La crise qui mine le secteur éducatif guinéen n’a que trop duré et a tendance aujourd’hui à agacer le guinéen lambda. La grossière erreur serait de dire qu’il est anormal pour un travailleur, de réclamer de meilleures conditions de vie. Au même moment, c’est de la mauvaise foi de ne pas reconnaître que la plus belle femme ne peut offrir que ce qu’elle a.

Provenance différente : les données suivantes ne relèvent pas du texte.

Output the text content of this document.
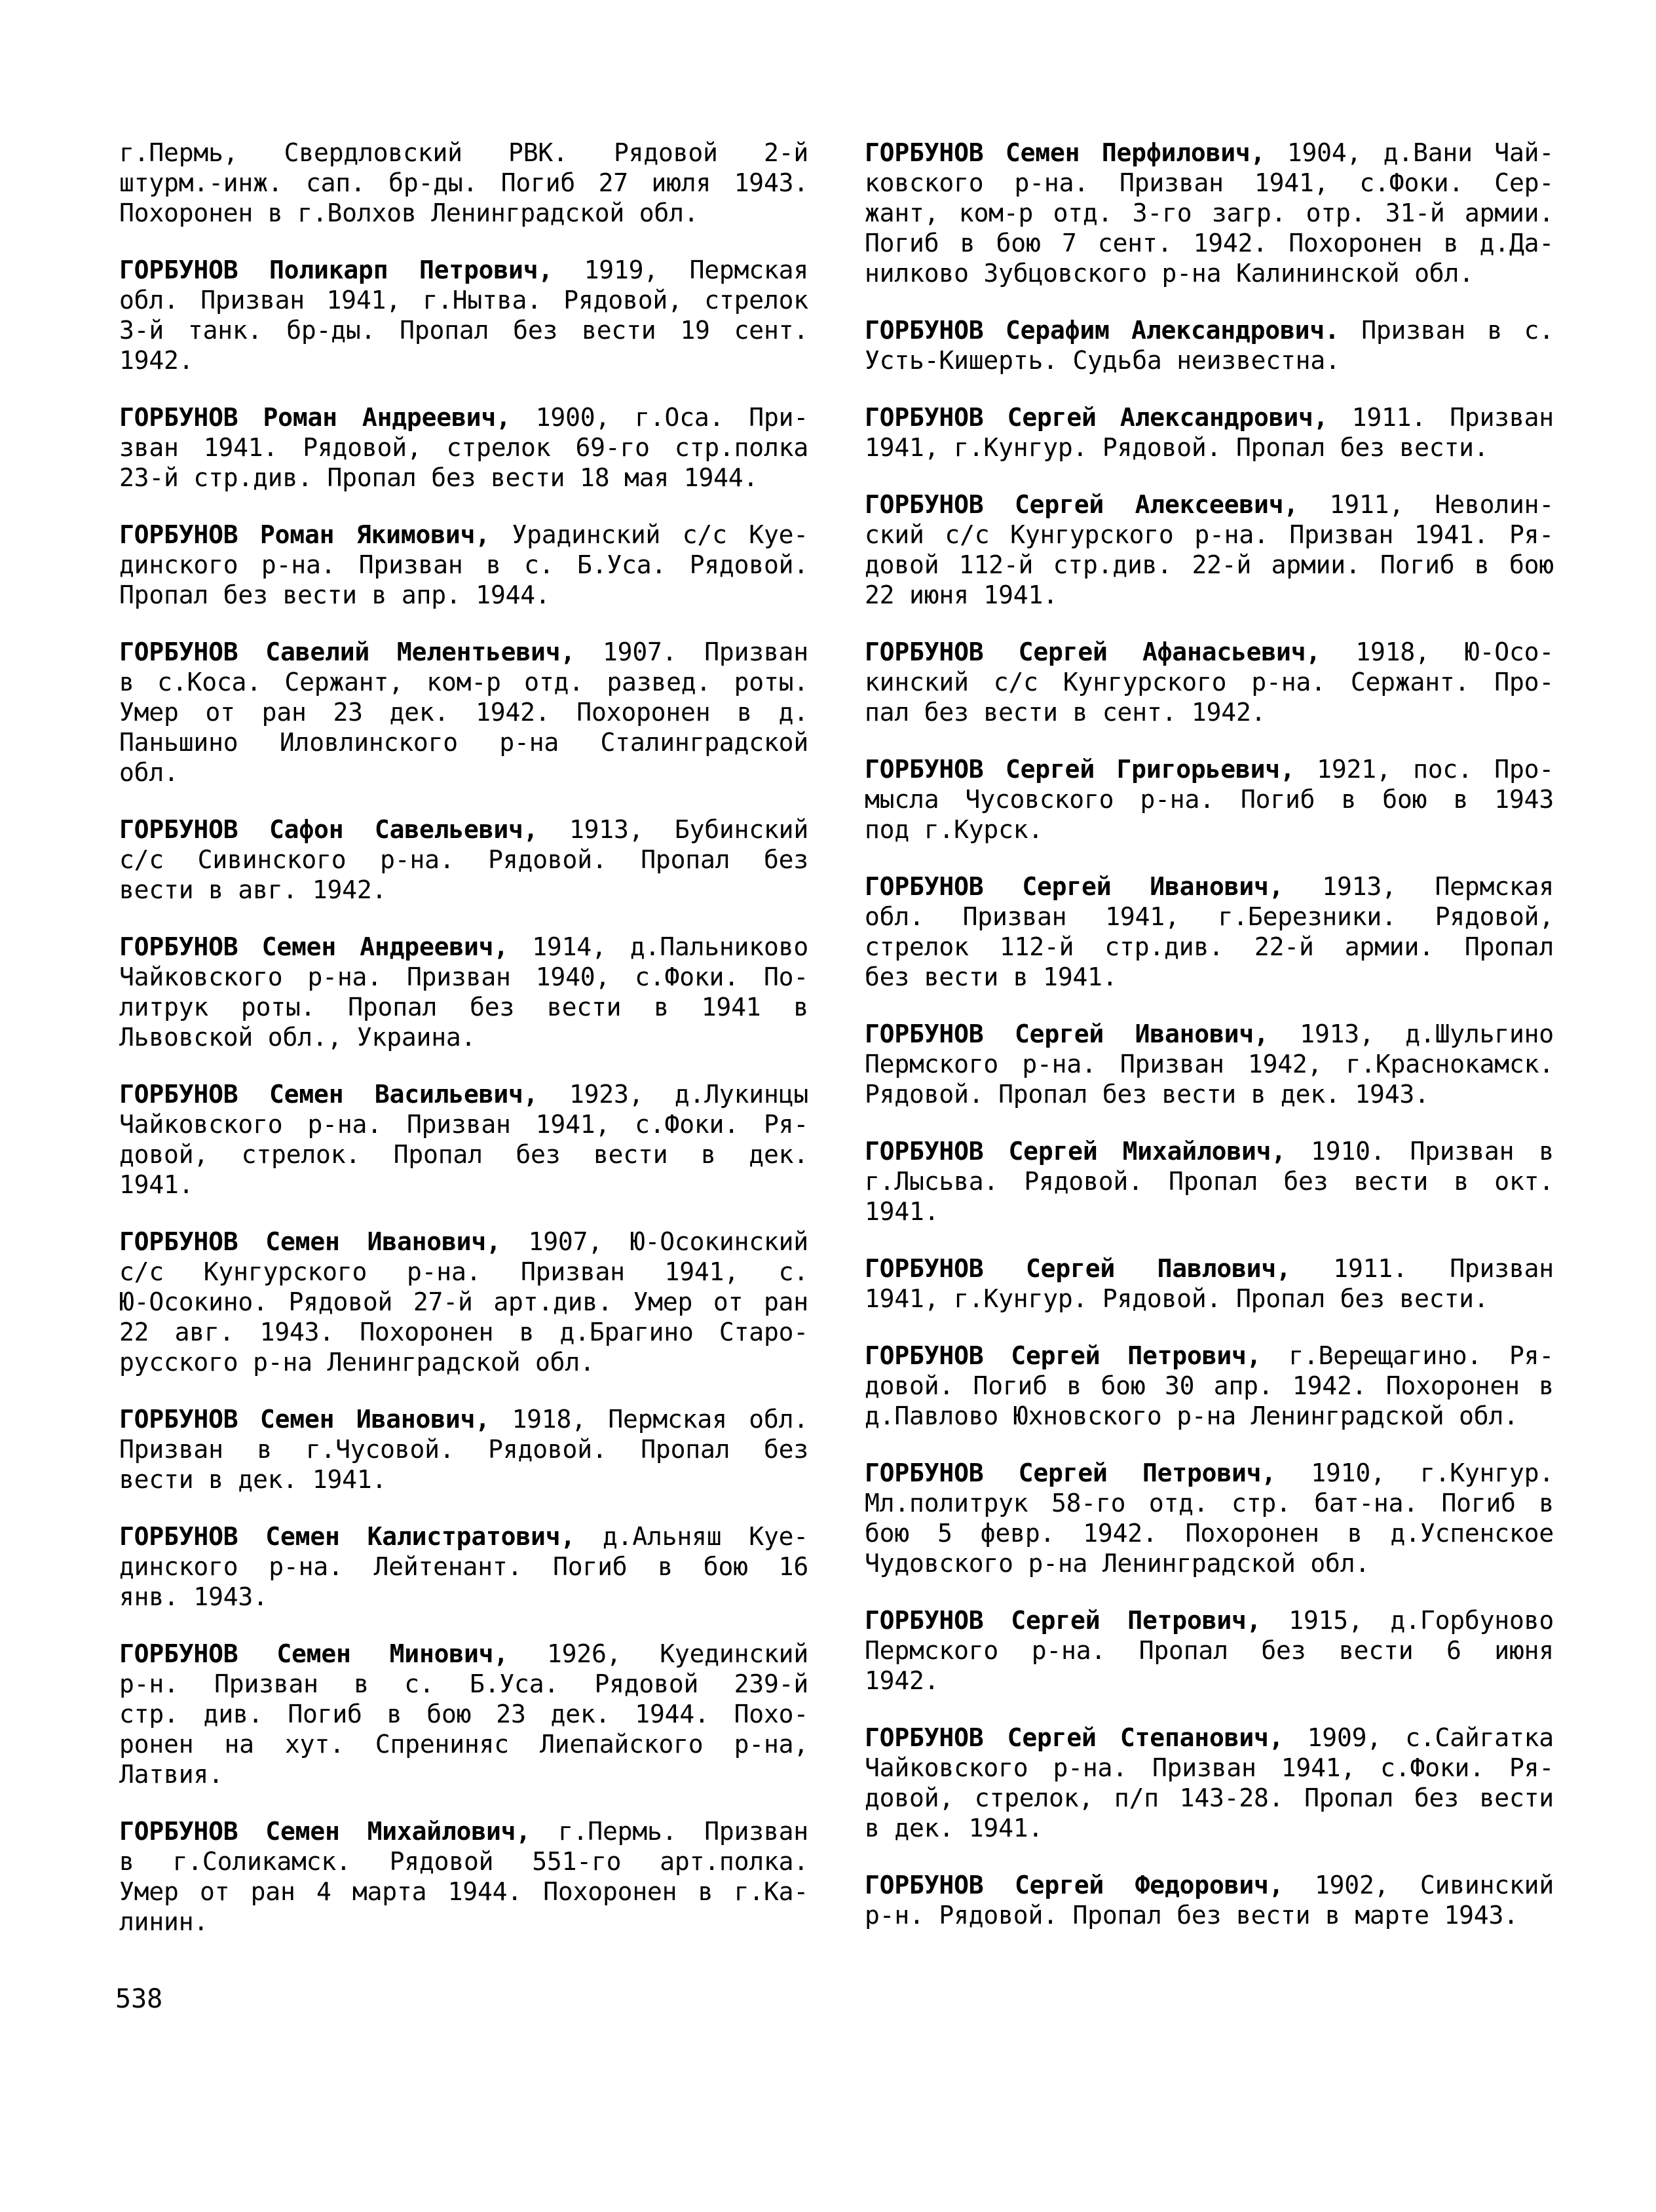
г.Пермь, Свердловский РВК. Рядовой 2-й
штурм.-инж. сап. бр-ды. Погиб 27 июля 1943.
Похоронен в г.Волхов Ленинградской обл.
ГОРБУНОВ Поликарп Петрович, 1919, Пермская
обл. Призван 1941, г.Нытва. Рядовой, стрелок
3-й танк. бр-ды. Пропал без вести 19 сент.
1942.
ГОРБУНОВ Роман Андреевич, 1900, г.Оса. При-
зван 1941. Рядовой, стрелок 69-го стр.полка
23-й стр.див. Пропал без вести 18 мая 1944.
ГОРБУНОВ Роман Якимович, Урадинский с/с Куе-
динского р-на. Призван в с. Б.Уса. Рядовой.
Пропал без вести в апр. 1944.
ГОРБУНОВ Савелий Мелентьевич, 1907. Призван
в с.Коса. Сержант, ком-р отд. развед. роты.
Умер от ран 23 дек. 1942. Похоронен в д.
Паньшино Иловлинского р-на Сталинградской
обл.
ГОРБУНОВ Сафон Савельевич, 1913, Бубинский
с/с Сивинского р-на. Рядовой. Пропал без
вести в авг. 1942.
ГОРБУНОВ Семен Андреевич, 1914, д.Пальниково
Чайковского р-на. Призван 1940, с.Фоки. По-
литрук роты. Пропал без вести в 1941 в
Львовской обл., Украина.
ГОРБУНОВ Семен Васильевич, 1923, д.Лукинцы
Чайковского р-на. Призван 1941, с.Фоки. Ря-
довой, стрелок. Пропал без вести в дек.
1941.
ГОРБУНОВ Семен Иванович, 1907, Ю-Осокинский
с/с Кунгурского р-на. Призван 1941, с.
Ю-Осокино. Рядовой 27-й арт.див. Умер от ран
22 авг. 1943. Похоронен в д.Брагино Старо-
русского р-на Ленинградской обл.
ГОРБУНОВ Семен Иванович, 1918, Пермская обл.
Призван в г.Чусовой. Рядовой. Пропал без
вести в дек. 1941.
ГОРБУНОВ Семен Калистратович, д.Альняш Куе-
динского р-на. Лейтенант. Погиб в бою 16
янв. 1943.
ГОРБУНОВ Семен Минович, 1926, Куединский
р-н. Призван в с. Б.Уса. Рядовой 239-й
стр. див. Погиб в бою 23 дек. 1944. Похо-
ронен на хут. Спрениняс Лиепайского р-на,
Латвия.
ГОРБУНОВ Семен Михайлович, г.Пермь. Призван
в г.Соликамск. Рядовой 551-го арт.полка.
Умер от ран 4 марта 1944. Похоронен в г.Ка-
линин.
ГОРБУНОВ Семен Перфилович, 1904, д.Вани Чай-
ковского р-на. Призван 1941, с.Фоки. Сер-
жант, ком-р отд. 3-го загр. отр. 31-й армии.
Погиб в бою 7 сент. 1942. Похоронен в д.Да-
нилково Зубцовского р-на Калининской обл.
ГОРБУНОВ Серафим Александрович. Призван в с.
Усть-Кишерть. Судьба неизвестна.
ГОРБУНОВ Сергей Александрович, 1911. Призван
1941, г.Кунгур. Рядовой. Пропал без вести.
ГОРБУНОВ Сергей Алексеевич, 1911, Неволин-
ский с/с Кунгурского р-на. Призван 1941. Ря-
довой 112-й стр.див. 22-й армии. Погиб в бою
22 июня 1941.
ГОРБУНОВ Сергей Афанасьевич, 1918, Ю-Осо-
кинский с/с Кунгурского р-на. Сержант. Про-
пал без вести в сент. 1942.
ГОРБУНОВ Сергей Григорьевич, 1921, пос. Про-
мысла Чусовского р-на. Погиб в бою в 1943
под г.Курск.
ГОРБУНОВ Сергей Иванович, 1913, Пермская
обл. Призван 1941, г.Березники. Рядовой,
стрелок 112-й стр.див. 22-й армии. Пропал
без вести в 1941.
ГОРБУНОВ Сергей Иванович, 1913, д.Шульгино
Пермского р-на. Призван 1942, г.Краснокамск.
Рядовой. Пропал без вести в дек. 1943.
ГОРБУНОВ Сергей Михайлович, 1910. Призван в
г.Лысьва. Рядовой. Пропал без вести в окт.
1941.
ГОРБУНОВ Сергей Павлович, 1911. Призван
1941, г.Кунгур. Рядовой. Пропал без вести.
ГОРБУНОВ Сергей Петрович, г.Верещагино. Ря-
довой. Погиб в бою 30 апр. 1942. Похоронен в
д.Павлово Юхновского р-на Ленинградской обл.
ГОРБУНОВ Сергей Петрович, 1910, г.Кунгур.
Мл.политрук 58-го отд. стр. бат-на. Погиб в
бою 5 февр. 1942. Похоронен в д.Успенское
Чудовского р-на Ленинградской обл.
ГОРБУНОВ Сергей Петрович, 1915, д.Горбуново
Пермского р-на. Пропал без вести 6 июня
1942.
ГОРБУНОВ Сергей Степанович, 1909, с.Сайгатка
Чайковского р-на. Призван 1941, с.Фоки. Ря-
довой, стрелок, п/п 143-28. Пропал без вести
в дек. 1941.
ГОРБУНОВ Сергей Федорович, 1902, Сивинский
р-н. Рядовой. Пропал без вести в марте 1943.
538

La rentrée qui devrait avoir lieu depuis le 03 octobre dernier, est rendue presqu’impossible. Ceci, grâce à l’insistance quelque peu démesurée du syndicat libre des enseignants et chercheurs de Guinée (SLECG). Cette structure qui a été saluée pour sa perspicacité dans le cadre de l’obtention de 40% sur l’indice salarial, a aujourd’hui tendance à en abuser. Elle réclame un salaire de huit millions de Fg au gouvernement. Un salaire mérité ? Oui. Qui peut être disponible ? Non. Soyons réalistes, il est impossible pour un gouvernement qui veut éviter de passer par la planche à billet, qui veut maintenir son équilibre économique de payer un tel salaire aux seuls travailleurs du secteur de l’éducation. Que diraient les médecins ?

Qu’à cela ne tienne, le gouvernement guinéen (qui n’est pas exempt de tout reproche dans l’orthodoxie de la gestion financière et administrative) a fait de son mieux depuis 2011 pour améliorer les conditions de vie des travailleurs du seul secteur de l’éducation.
A titre d’exemples, le salaire de base indiciaire moyen d’un enseignant est passé de 585 415 GNF en Janvier 2011 à 1 622 239 GNF en Septembre 2018 soit une augmentation de 1 036 824 GNF (177,11%). Quant à la valeur monétaire du point d’indice, elle est passée de 512 en janvier 2011 à 1 030 en septembre 2018 soit un écart de 518 (101,17%). Au niveau des primes, l’indemnité de transport est passée de 175 000 GNF en Janvier 2011 à 272 000 GNF en Septembre 2018 soit 55,43% d’augmentation – Prime de craie, de 40 000 GNF en Janvier 2011 à 100 000 GNF en Septembre 2018 soit une augmentation de 150%. Parlant de l’effectif total, celui-ci est passé de 45 686 enseignants en Janvier 2011 pour un salaire de base indiciaire de 26 745 271 220 GNF à 51 784 enseignants en Septembre 2018 pour un salaire de base indiciaire de 84 006 023 255 GNF soit une augmentation de 214, 10%.

L’un dans l’autre, il est temps pour le SLECG de savoir raison garder et laisser nos enfants reprendre les cours, car les parents de ces derniers craignent des violences comme cela a été le cas par le passé.